The freeze detector may also be provided as an assembly (not shown) comprising at least two microphones as described above, wherein each microphone may be provided with an attachment member according to any example above. These microphones may preferably be arranged at different locations on the same or different pipes, and can be any number of separate microphone units. Further, the two or more microphone units are connected to at least one common processing unit through a wired or wireless connection as described above. The processing unit may be provided in a location where it can be monitored for activation by a user. As an alternative, the freeze detector assembly is fully automatic, and only needs to be accessed by a user for installation, service and/or adjustment. In a freeze detector assembly with two or more microphones connected to a common alarm system, the alarm system may be adapted in a similar way as described above, i.e. adapted to be activated when at least one predetermined threshold value is detected in an acoustic pattern received by one of the microphones. Further, such an assembly may also comprise a transceiver connected to each microphone for relaying detected sound from the microphone to the processing unit, as described above.

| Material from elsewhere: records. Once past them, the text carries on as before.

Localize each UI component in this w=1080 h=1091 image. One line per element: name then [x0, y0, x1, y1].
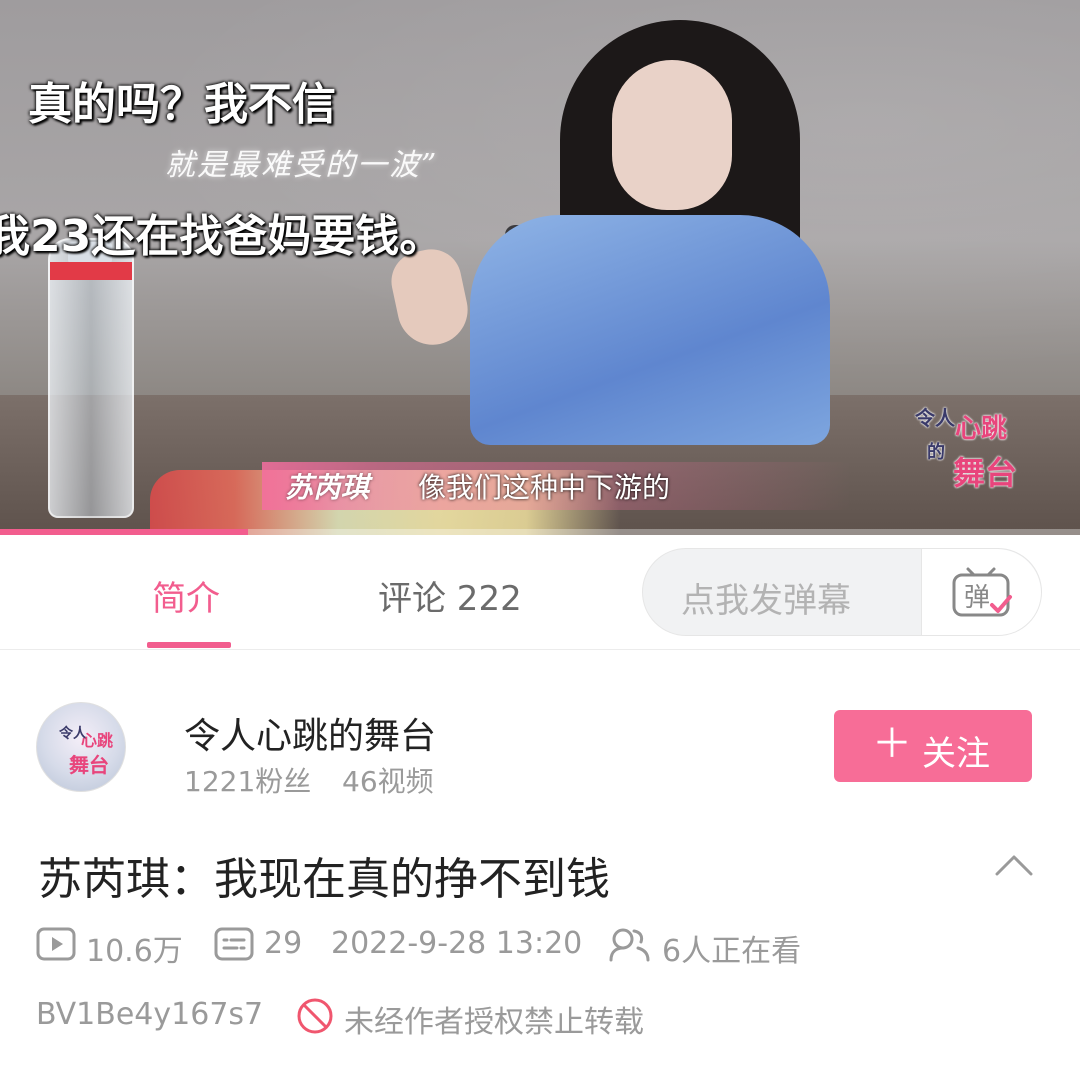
publish-time: 2022-9-28 13:20: [331, 926, 583, 961]
video-stats: 10.6万 29 2022-9-28 13:20 6人正在看: [36, 922, 1046, 969]
video-bottle-label: [50, 262, 132, 280]
chevron-up-icon[interactable]: [994, 852, 1034, 878]
logo-text-1: 令人: [915, 406, 955, 430]
logo-text-2: 心跳: [955, 414, 1008, 444]
subtitle-speaker: 苏芮琪: [285, 471, 370, 504]
video-title: 苏芮琪：我现在真的挣不到钱: [38, 854, 610, 905]
uploader-fans: 1221粉丝: [184, 765, 312, 798]
danmaku-input[interactable]: 点我发弹幕 弹: [642, 548, 1042, 636]
danmaku-count-icon: [214, 927, 254, 961]
video-person-body: [470, 215, 830, 445]
danmaku-toggle-button[interactable]: 弹: [921, 549, 1041, 635]
plus-icon: ＋: [872, 721, 912, 767]
tab-intro[interactable]: 简介: [152, 571, 220, 620]
video-script-overlay: 就是最难受的一波”: [165, 148, 439, 183]
video-id-row: BV1Be4y167s7 未经作者授权禁止转载: [36, 995, 1046, 1041]
tab-bar: 简介 评论 222 点我发弹幕 弹: [0, 535, 1080, 650]
watching-count: 6人正在看: [662, 934, 802, 969]
follow-button[interactable]: ＋ 关注: [834, 710, 1032, 782]
uploader-videos: 46视频: [342, 765, 434, 798]
logo-text-3: 的: [927, 442, 945, 463]
follow-label: 关注: [922, 734, 990, 774]
logo-text-4: 舞台: [953, 454, 1018, 492]
tab-active-indicator: [147, 642, 231, 648]
avatar-text-3: 舞台: [69, 753, 109, 777]
forbidden-icon: [297, 998, 333, 1034]
video-bvid[interactable]: BV1Be4y167s7: [36, 997, 263, 1032]
danmaku-caption-top: 真的吗？我不信: [28, 79, 336, 130]
view-count: 10.6万: [86, 934, 183, 969]
danmaku-char: 弹: [964, 583, 990, 613]
uploader-name[interactable]: 令人心跳的舞台: [184, 707, 436, 759]
avatar-text-2: 心跳: [81, 731, 114, 750]
copyright-notice: 未经作者授权禁止转载: [344, 1005, 644, 1040]
play-count-icon: [36, 927, 76, 961]
danmaku-toggle-icon: 弹: [952, 567, 1012, 617]
subtitle-text: 像我们这种中下游的: [418, 471, 671, 504]
danmaku-count: 29: [264, 926, 303, 961]
watching-users-icon: [609, 928, 650, 962]
video-water-bottle: [48, 238, 134, 518]
show-logo: 令人 心跳 的 舞台: [905, 398, 1025, 503]
danmaku-caption-mid: 我23还在找爸妈要钱。: [0, 211, 444, 262]
tab-comments[interactable]: 评论 222: [378, 571, 522, 620]
danmaku-placeholder: 点我发弹幕: [681, 581, 851, 621]
video-person-face: [612, 60, 732, 210]
video-player[interactable]: 真的吗？我不信 就是最难受的一波” 我23还在找爸妈要钱。 苏芮琪 像我们这种中…: [0, 0, 1080, 535]
uploader-avatar[interactable]: 令人 心跳 舞台: [36, 702, 126, 792]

In any of the above described freeze detectors, each microphone may be provided with an unique identification that can be transmitted, or alternatively a positional detector, such as a GPS unit or other positional indicator and a transceiver. In such freeze detectors, each transceiver is adapted to send, in addition to a signal triggering the alarm member, also positional information to the alarm member, the positional information being that indicating the location of the microphone, and thereby an imminent freezing situation.

The present invention is not limited to the above-described preferred embodiments. Various alternatives, modifications and equivalents may be used. Therefore, the above embodiments should not be taken as limiting the scope of the invention, which is defined by the appending claims.